Intervalo: Juventude está longe de ter um time ideal

Com a chegada de Marquinhos Santos, a situação não muda muito

Intervalo: Juventude está longe de ter um time ideal Antonio Valiente/Agencia RBS
Com a chegada de Marquinhos Santos, a situação não muda muito Foto: Antonio Valiente / Agencia RBS

Pergunte a qualquer torcedor do Juventude e dificilmente algum deles saberá elencar qual o time titular, ou pelo menos uma ideia dele, em 2019. Com 21 jogadores diferentes iniciando os 11 jogos até aqui com a camisa alviverde, o quebra-cabeça fica complicado. A pesquisa dos repórteres Eduardo Costa e Renan Silveira retrata um pouco da realidade na temporada. Sem repetir o time em nenhum momento do Estadual e da Copa do Brasil, por diversas questões, o técnico Luiz Carlos Winck sofreu na montagem de uma cara ideal para a equipe.

Com a chegada de Marquinhos Santos, a situação não muda muito. E o grande desafio do treinador é tentar dar uma continuidade na formação proposta. Detalhe, sem tempo para treinar e com a obrigação de vencer para não ficar de fora do mata-mata.

Baita campanha

Ao final do primeiro turno da fase classificatória, Esportivo e Glória fazem campanhas excelentes. O time de Bento Gonçalves lidera com folga de quatro pontos, mesmo tendo feito quatro dos seus sete jogos longe de casa. Tem tudo para confirmar a primeira colocação e chegar forte ao mata-mata.

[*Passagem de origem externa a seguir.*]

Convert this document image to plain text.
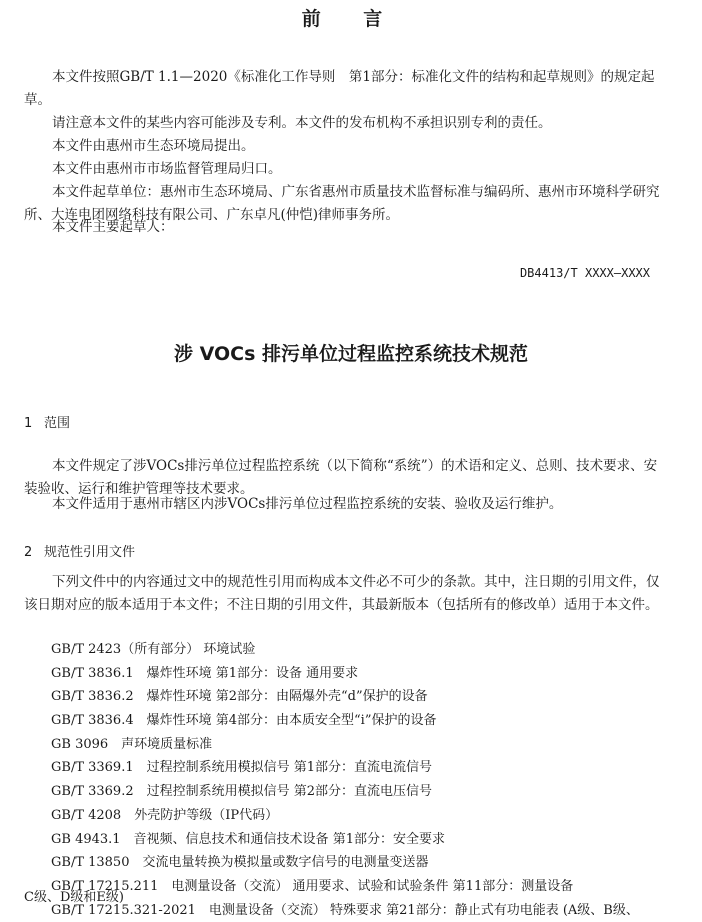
前 言
本文件按照GB/T 1.1—2020《标准化工作导则　第1部分：标准化文件的结构和起草规则》的规定起草。
请注意本文件的某些内容可能涉及专利。本文件的发布机构不承担识别专利的责任。
本文件由惠州市生态环境局提出。
本文件由惠州市市场监督管理局归口。
本文件起草单位：惠州市生态环境局、广东省惠州市质量技术监督标准与编码所、惠州市环境科学研究所、大连电团网络科技有限公司、广东卓凡(仲恺)律师事务所。
本文件主要起草人：
DB4413/T XXXX—XXXX
涉 VOCs 排污单位过程监控系统技术规范
1 范围
本文件规定了涉VOCs排污单位过程监控系统（以下简称“系统”）的术语和定义、总则、技术要求、安装验收、运行和维护管理等技术要求。
本文件适用于惠州市辖区内涉VOCs排污单位过程监控系统的安装、验收及运行维护。
2 规范性引用文件
下列文件中的内容通过文中的规范性引用而构成本文件必不可少的条款。其中，注日期的引用文件，仅该日期对应的版本适用于本文件；不注日期的引用文件，其最新版本（包括所有的修改单）适用于本文件。
GB/T 2423（所有部分） 环境试验
GB/T 3836.1　爆炸性环境 第1部分：设备 通用要求
GB/T 3836.2　爆炸性环境 第2部分：由隔爆外壳“d”保护的设备
GB/T 3836.4　爆炸性环境 第4部分：由本质安全型“i”保护的设备
GB 3096　声环境质量标准
GB/T 3369.1　过程控制系统用模拟信号 第1部分：直流电流信号
GB/T 3369.2　过程控制系统用模拟信号 第2部分：直流电压信号
GB/T 4208　外壳防护等级（IP代码）
GB 4943.1　音视频、信息技术和通信技术设备 第1部分：安全要求
GB/T 13850　交流电量转换为模拟量或数字信号的电测量变送器
GB/T 17215.211　电测量设备（交流） 通用要求、试验和试验条件 第11部分：测量设备
GB/T 17215.321-2021　电测量设备（交流） 特殊要求 第21部分：静止式有功电能表 (A级、B级、
C级、D级和E级)
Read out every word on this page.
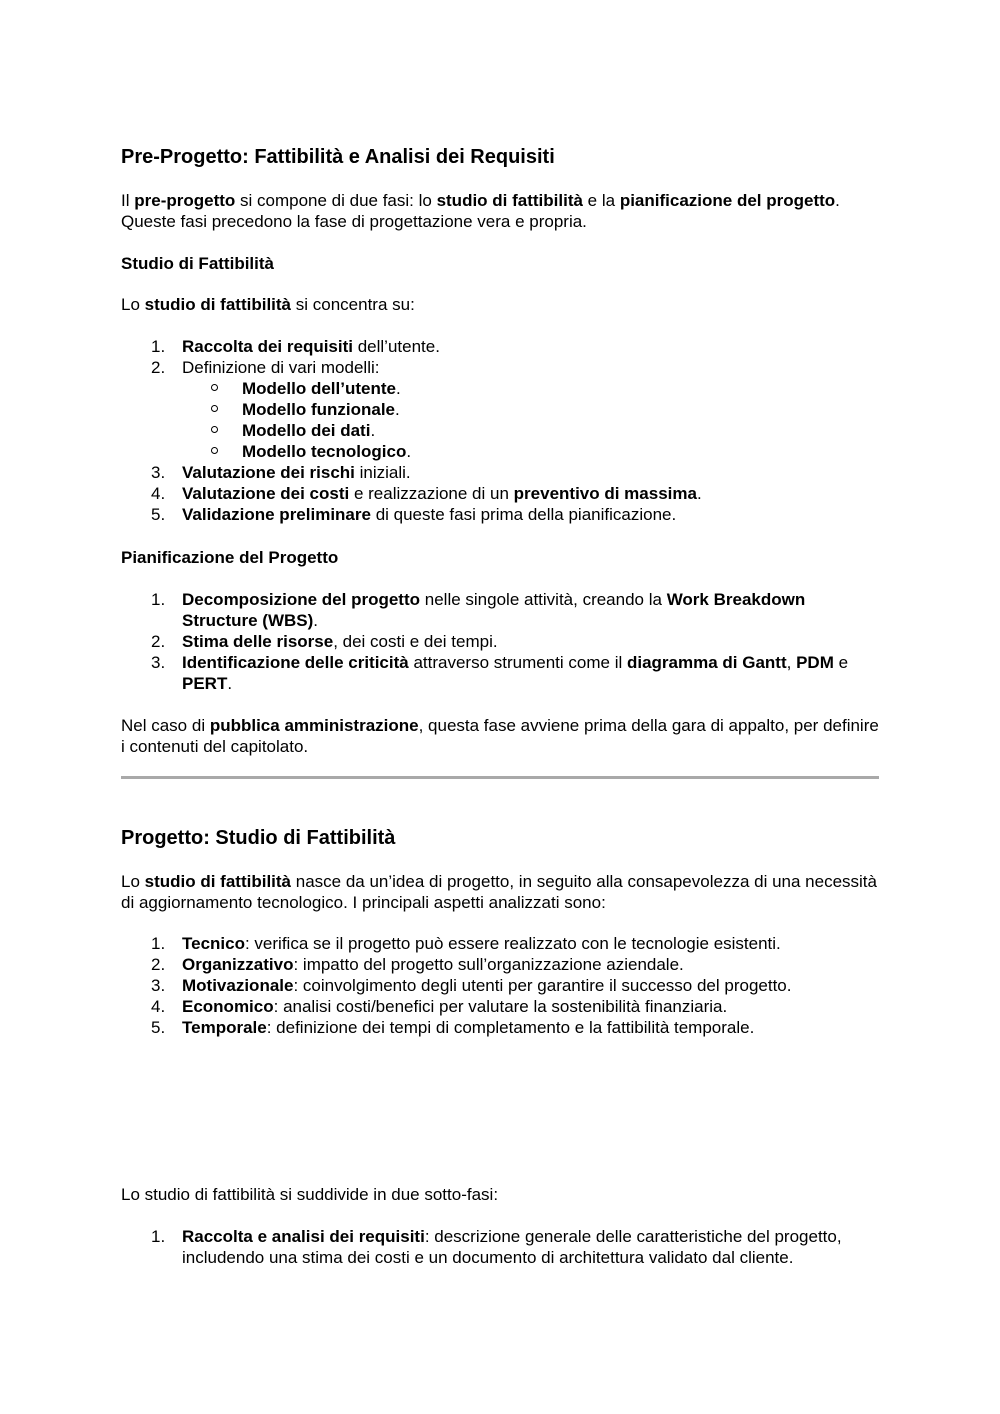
Pre-Progetto: Fattibilità e Analisi dei Requisiti

Il pre-progetto si compone di due fasi: lo studio di fattibilità e la pianificazione del progetto. Queste fasi precedono la fase di progettazione vera e propria.

Studio di Fattibilità

Lo studio di fattibilità si concentra su:

1. Raccolta dei requisiti dell’utente.
2. Definizione di vari modelli:
Modello dell’utente.
Modello funzionale.
Modello dei dati.
Modello tecnologico.
3. Valutazione dei rischi iniziali.
4. Valutazione dei costi e realizzazione di un preventivo di massima.
5. Validazione preliminare di queste fasi prima della pianificazione.
Pianificazione del Progetto
1. Decomposizione del progetto nelle singole attività, creando la Work Breakdown Structure (WBS).
2. Stima delle risorse, dei costi e dei tempi.
3. Identificazione delle criticità attraverso strumenti come il diagramma di Gantt, PDM e PERT.

Nel caso di pubblica amministrazione, questa fase avviene prima della gara di appalto, per definire i contenuti del capitolato.

Progetto: Studio di Fattibilità

Lo studio di fattibilità nasce da un’idea di progetto, in seguito alla consapevolezza di una necessità di aggiornamento tecnologico. I principali aspetti analizzati sono:

1. Tecnico: verifica se il progetto può essere realizzato con le tecnologie esistenti.
2. Organizzativo: impatto del progetto sull’organizzazione aziendale.
3. Motivazionale: coinvolgimento degli utenti per garantire il successo del progetto.
4. Economico: analisi costi/benefici per valutare la sostenibilità finanziaria.
5. Temporale: definizione dei tempi di completamento e la fattibilità temporale.

Lo studio di fattibilità si suddivide in due sotto-fasi:

1. Raccolta e analisi dei requisiti: descrizione generale delle caratteristiche del progetto, includendo una stima dei costi e un documento di architettura validato dal cliente.
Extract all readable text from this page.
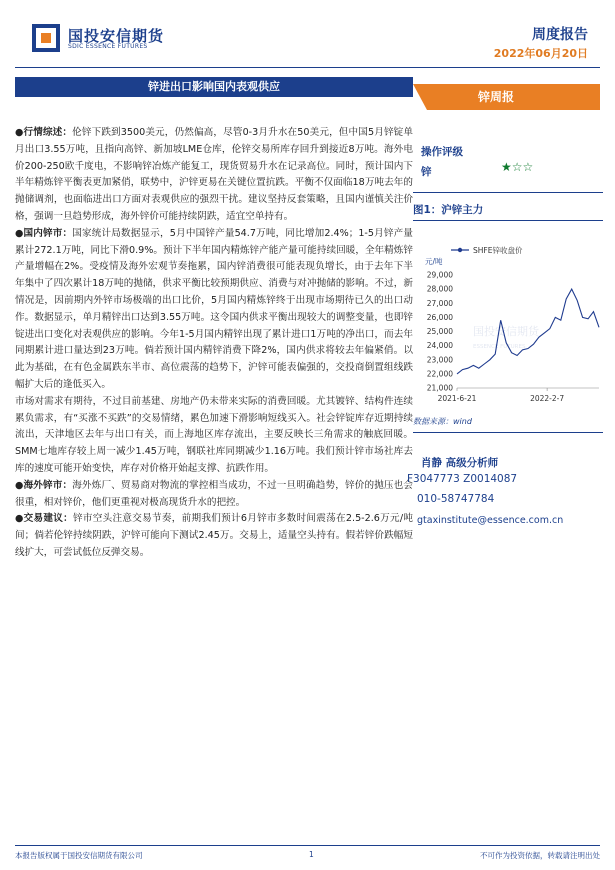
国投安信期货
SDIC ESSENCE FUTURES
周度报告
2022年06月20日
锌进出口影响国内表观供应
锌周报

●行情综述：伦锌下跌到3500美元，仍然偏高，尽管0-3月升水在50美元，但中国5月锌锭单月出口3.55万吨，且指向高锌、新加坡LME仓库，伦锌交易所库存回升到接近8万吨。海外电价200-250欧千度电，不影响锌冶炼产能复工，现货贸易升水在记录高位。同时，预计国内下半年精炼锌平衡表更加紧俏，联势中，沪锌更易在关键位置抗跌。平衡不仅面临18万吨去年的抛储调剂，也面临进出口方面对表观供应的强烈干扰。建议坚持反套策略，且国内谨慎关注价格，强调一旦趋势形成，海外锌价可能持续阴跌，适宜空单持有。

●国内锌市：国家统计局数据显示，5月中国锌产量54.7万吨，同比增加2.4%；1-5月锌产量累计272.1万吨，同比下滑0.9%。预计下半年国内精炼锌产能产量可能持续回暖，全年精炼锌产量增幅在2%。受疫情及海外宏观节奏拖累，国内锌消费很可能表现负增长，由于去年下半年集中了四次累计18万吨的抛储，供求平衡比较预期供应、消费与对冲抛储的影响。不过，新情况是，因前期内外锌市场极端的出口比价，5月国内精炼锌终于出现市场期待已久的出口动作。数据显示，单月精锌出口达到3.55万吨。这令国内供求平衡出现较大的调整变量，也即锌锭进出口变化对表观供应的影响。今年1-5月国内精锌出现了累计进口1万吨的净出口，而去年同期累计进口量达到23万吨。倘若预计国内精锌消费下降2%，国内供求将较去年偏紧俏。以此为基础，在有色金属跌东半市、高位震荡的趋势下，沪锌可能表偏强的，交投商倒置组线跌幅扩大后的逢低买入。

市场对需求有期待，不过目前基建、房地产仍未带来实际的消费回暖。尤其镀锌、结构件连续累负需求，有“买涨不买跌”的交易情绪，累色加速下滑影响短线买入。社会锌锭库存近期持续流出，天津地区去年与出口有关，而上海地区库存流出，主要反映长三角需求的触底回暖。SMM七地库存较上周一减少1.45万吨，钢联社库同期减少1.16万吨。我们预计锌市场社库去库的速度可能开始变快，库存对价格开始起支撑、抗跌作用。

●海外锌市：海外炼厂、贸易商对物流的掌控相当成功，不过一旦明确趋势，锌价的抛压也会很重，相对锌价，他们更重视对极高现货升水的把控。

●交易建议：锌市空头注意交易节奏，前期我们预计6月锌市多数时间震荡在2.5-2.6万元/吨间；倘若伦锌持续阴跌，沪锌可能向下测试2.45万。交易上，适量空头持有。假若锌价跌幅短线扩大，可尝试低位反弹交易。

操作评级
锌	★☆☆
图1：沪锌主力
SHFE锌收盘价
元/吨
国投安信期货
ESSENCE FUTURES
29,000
28,000
27,000
26,000
25,000
24,000
23,000
22,000
21,000
2021-6-21	2022-2-7
数据来源：wind
肖静 高级分析师
F3047773 Z0014087
010-58747784
gtaxinstitute@essence.com.cn
本报告版权属于国投安信期货有限公司	1	不可作为投资依据，转载请注明出处
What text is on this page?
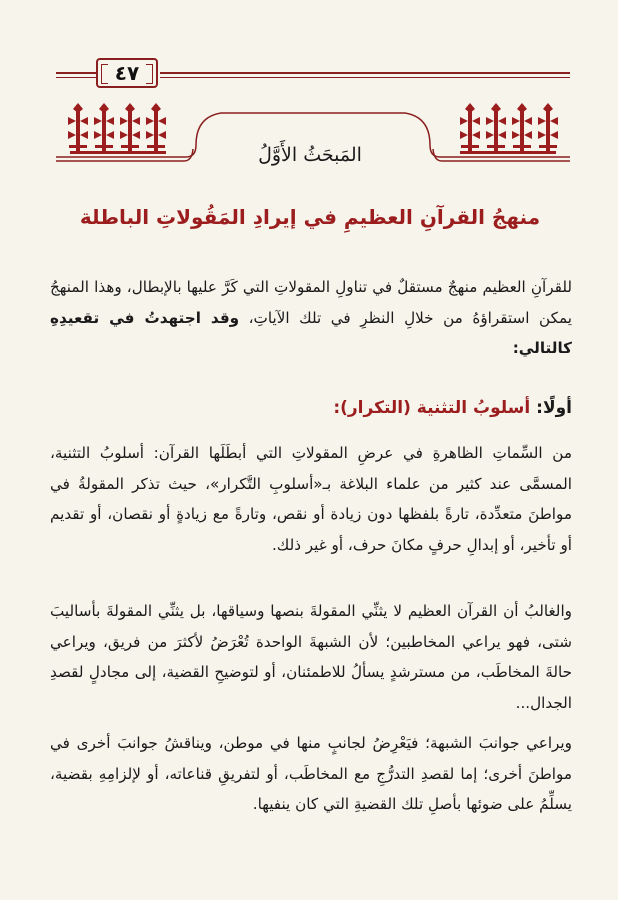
٤٧
المَبحَثُ الأَوَّلُ
منهجُ القرآنِ العظيمِ في إيرادِ المَقُولاتِ الباطلة

للقرآنِ العظيم منهجٌ مستقلٌ في تناولِ المقولاتِ التي كَرَّ عليها بالإبطال، وهذا المنهجُ يمكن استقراؤهُ من خلالِ النظرِ في تلك الآياتِ، وقد اجتهدتُ في تقعيدِهِ كالتالي:

أولًا: أسلوبُ التثنية (التكرار):

من السِّماتِ الظاهرةِ في عرضِ المقولاتِ التي أبطَلَها القرآن: أسلوبُ التثنية، المسمَّى عند كثير من علماء البلاغة بـ«أسلوبِ التَّكرار»، حيث تذكر المقولةُ في مواطنَ متعدِّدة، تارةً بلفظها دون زيادة أو نقص، وتارةً مع زيادةٍ أو نقصان، أو تقديم أو تأخير، أو إبدالِ حرفٍ مكانَ حرف، أو غير ذلك.

والغالبُ أن القرآن العظيم لا يثنِّي المقولةَ بنصها وسياقها، بل يثنِّي المقولةَ بأساليبَ شتى، فهو يراعي المخاطبين؛ لأن الشبهةَ الواحدة تُعْرَضُ لأكثرَ من فريق، ويراعي حالةَ المخاطَب، من مسترشدٍ يسألُ للاطمئنان، أو لتوضيحِ القضية، إلى مجادلٍ لقصدِ الجدال...

ويراعي جوانبَ الشبهة؛ فيَعْرِضُ لجانبٍ منها في موطن، ويناقشُ جوانبَ أخرى في مواطنَ أخرى؛ إما لقصدِ التدرُّجِ مع المخاطَب، أو لتفريقِ قناعاته، أو لإلزامِهِ بقضية، يسلِّمُ على ضوئها بأصلِ تلك القضيةِ التي كان ينفيها.
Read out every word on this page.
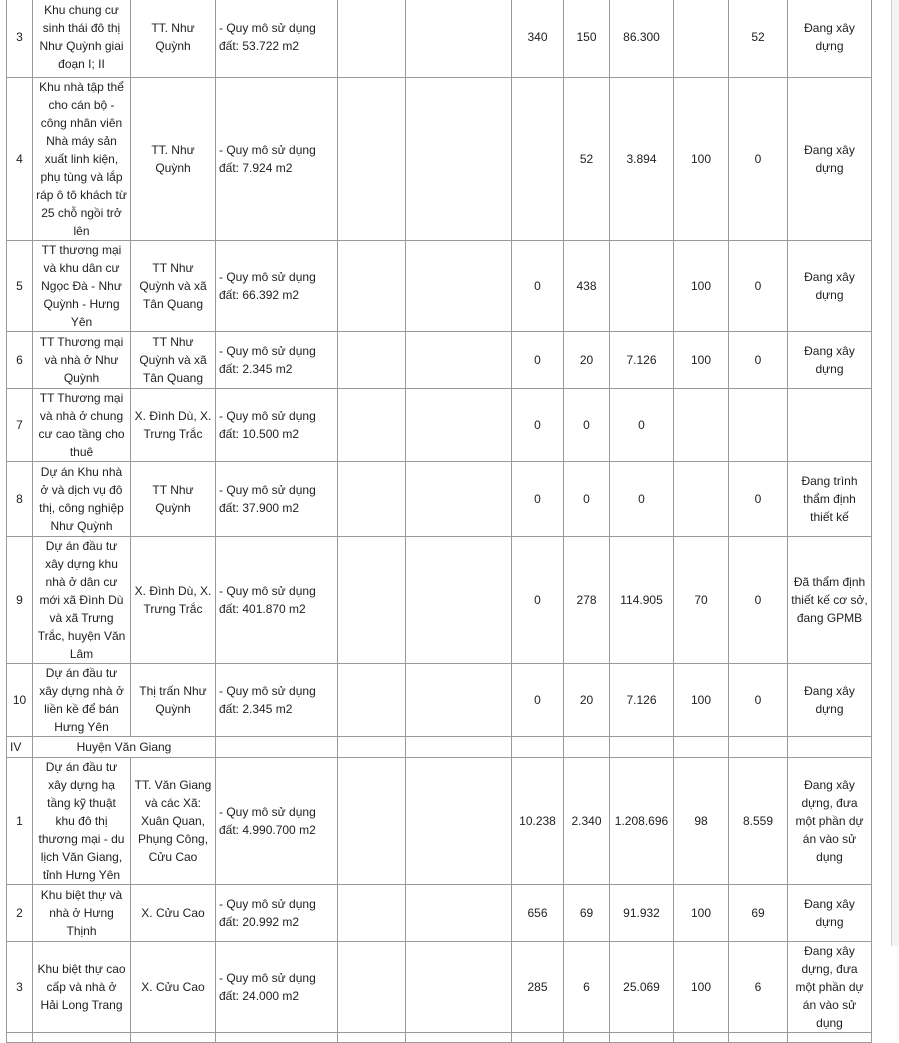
3	Khu chung cư sinh thái đô thị Như Quỳnh giai đoạn I; II	TT. Như Quỳnh	- Quy mô sử dụng đất: 53.722 m2			340	150	86.300		52	Đang xây dựng
4	Khu nhà tập thể cho cán bộ - công nhân viên Nhà máy sản xuất linh kiện, phụ tùng và lắp ráp ô tô khách từ 25 chỗ ngồi trở lên	TT. Như Quỳnh	- Quy mô sử dụng đất: 7.924 m2				52	3.894	100	0	Đang xây dựng
5	TT thương mại và khu dân cư Ngọc Đà - Như Quỳnh - Hưng Yên	TT Như Quỳnh và xã Tân Quang	- Quy mô sử dụng đất: 66.392 m2			0	438		100	0	Đang xây dựng
6	TT Thương mại và nhà ở Như Quỳnh	TT Như Quỳnh và xã Tân Quang	- Quy mô sử dụng đất: 2.345 m2			0	20	7.126	100	0	Đang xây dựng
7	TT Thương mại và nhà ở chung cư cao tầng cho thuê	X. Đình Dù, X. Trưng Trắc	- Quy mô sử dụng đất: 10.500 m2			0	0	0			
8	Dự án Khu nhà ở và dịch vụ đô thị, công nghiệp Như Quỳnh	TT Như Quỳnh	- Quy mô sử dụng đất: 37.900 m2			0	0	0		0	Đang trình thẩm định thiết kế
9	Dự án đầu tư xây dựng khu nhà ở dân cư mới xã Đình Dù và xã Trưng Trắc, huyện Văn Lâm	X. Đình Dù, X. Trưng Trắc	- Quy mô sử dụng đất: 401.870 m2			0	278	114.905	70	0	Đã thẩm định thiết kế cơ sở, đang GPMB
10	Dự án đầu tư xây dựng nhà ở liền kề để bán Hưng Yên	Thị trấn Như Quỳnh	- Quy mô sử dụng đất: 2.345 m2			0	20	7.126	100	0	Đang xây dựng
IV	Huyện Văn Giang										
1	Dự án đầu tư xây dựng hạ tầng kỹ thuật khu đô thị thương mại - du lịch Văn Giang, tỉnh Hưng Yên	TT. Văn Giang và các Xã: Xuân Quan, Phụng Công, Cửu Cao	- Quy mô sử dụng đất: 4.990.700 m2			10.238	2.340	1.208.696	98	8.559	Đang xây dựng, đưa một phần dự án vào sử dụng
2	Khu biệt thự và nhà ở Hưng Thịnh	X. Cửu Cao	- Quy mô sử dụng đất: 20.992 m2			656	69	91.932	100	69	Đang xây dựng
3	Khu biệt thự cao cấp và nhà ở Hải Long Trang	X. Cửu Cao	- Quy mô sử dụng đất: 24.000 m2			285	6	25.069	100	6	Đang xây dựng, đưa một phần dự án vào sử dụng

Já o Leão conquistou um resultado fundamental no Altos da Glória, quarta-feira, ao bater o Passo Fundo e se consolidou como vice-líder. Tem  apresentado um time forte na marcação e com muita velocidade. Agora, com a confiança em alta, é manter o mesmo retrospecto no returno e chegar com a força das respectivas camisas para o momento onde tudo muda. Na briga pelo acesso, só os mais fortes se sobressaem.

Mundial de clubes

A Fifa deverá confirmar nos próximos dias uma das grandes mudanças da história recente do futebol. Depois de quase dois anos de estudo, a entidade pretende anunciar o novo formato do Mundial de Clubes. A ideia é reunir 24 clubes em uma competição disputada a cada quatro anos, substituindo a Copa das Confederações, que é considerada pouco atrativa. O objetivo é realizar a primeira edição entre junho e julho de 2021, em sede a ser definida. Campeão da Libertadores de 2017, o Grêmio teria lugar garantido no torneio, caso ele ocorra.